Вертолёт упал недавно. Очень недавно. Земля вокруг ещё дымилась — тонкие струйки пара поднимались из трещин и воронок. Кое-где тлели листья. И было абсолютно, неестественно тихо. Даже птицы замолкли.
Соловьёва замерла на краю поляны, ловя ртом воздух. Первая мысль — бежать. Спасаться. Она — беглая зэчка, и если этот вертолёт с военными, с ментами, с кем угодно — её найдут, и тогда не будет ни мамы, ни прощания, ничего. Вторая мысль была тише, но тяжелее: там могли быть люди. Живые.

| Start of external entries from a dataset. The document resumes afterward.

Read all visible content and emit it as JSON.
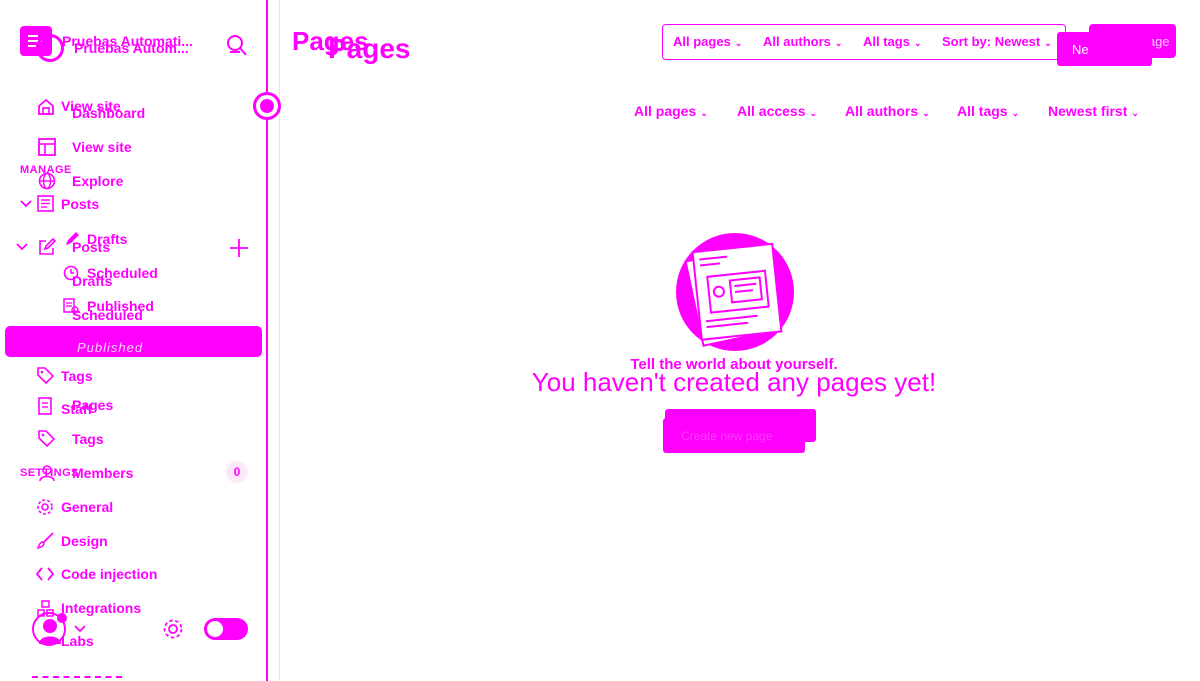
{
  "app": {
    "site_name_a": "Pruebas Automati...",
    "site_name_b": "Pruebas Autom...",
    "site_initial": "P"
  },
  "sidebar_back": {
    "items": [
      {
        "label": "Dashboard"
      },
      {
        "label": "View site"
      },
      {
        "label": "Explore"
      },
      {
        "label": "Posts"
      },
      {
        "label": "Drafts"
      },
      {
        "label": "Scheduled"
      },
      {
        "label": "Published"
      },
      {
        "label": "Pages"
      },
      {
        "label": "Tags"
      },
      {
        "label": "Members"
      },
      {
        "label": "Labs"
      }
    ],
    "members_count": "0"
  },
  "sidebar_front": {
    "items": [
      {
        "label": "View site"
      },
      {
        "label": "Posts"
      },
      {
        "label": "Drafts"
      },
      {
        "label": "Scheduled"
      },
      {
        "label": "Published"
      },
      {
        "label": "Tags"
      },
      {
        "label": "Staff"
      },
      {
        "label": "General"
      },
      {
        "label": "Design"
      },
      {
        "label": "Code injection"
      },
      {
        "label": "Integrations"
      }
    ],
    "section_manage": "MANAGE",
    "section_settings": "SETTINGS"
  },
  "header": {
    "title_a": "Pages",
    "title_b": "Pages",
    "new_page_a": "New page",
    "new_page_b": "Ne"
  },
  "filters_top": [
    {
      "label": "All pages"
    },
    {
      "label": "All authors"
    },
    {
      "label": "All tags"
    },
    {
      "label": "Sort by: Newest"
    }
  ],
  "filters_bottom": [
    {
      "label": "All pages"
    },
    {
      "label": "All access"
    },
    {
      "label": "All authors"
    },
    {
      "label": "All tags"
    },
    {
      "label": "Newest first"
    }
  ],
  "empty": {
    "tagline": "Tell the world about yourself.",
    "heading": "You haven't created any pages yet!",
    "cta": "Create new page"
  },
  "colors": {
    "accent": "#ff00ff",
    "background": "#ffffff"
  }
}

Она шагнула. И ещё. Ботинки хрустели по спекшейся земле, оставляя чёткие отпечатки — плевать, не маскировка сейчас. Вертолёт был военный. Уже ближе она разглядела звёзды на обломках крыльев — транспортный Ми-8, но какой-то странный, с дополнительными антеннами и затемнёнными стёклами. Спецборт. Охрененно. Сбежала, называется.
Она обошла его с хвостовой части. Кабина пилотов была смята в гармошку — лобовое стекло разбито вдребезги, внутри темно. Она заглянула внутрь и сразу пожалела.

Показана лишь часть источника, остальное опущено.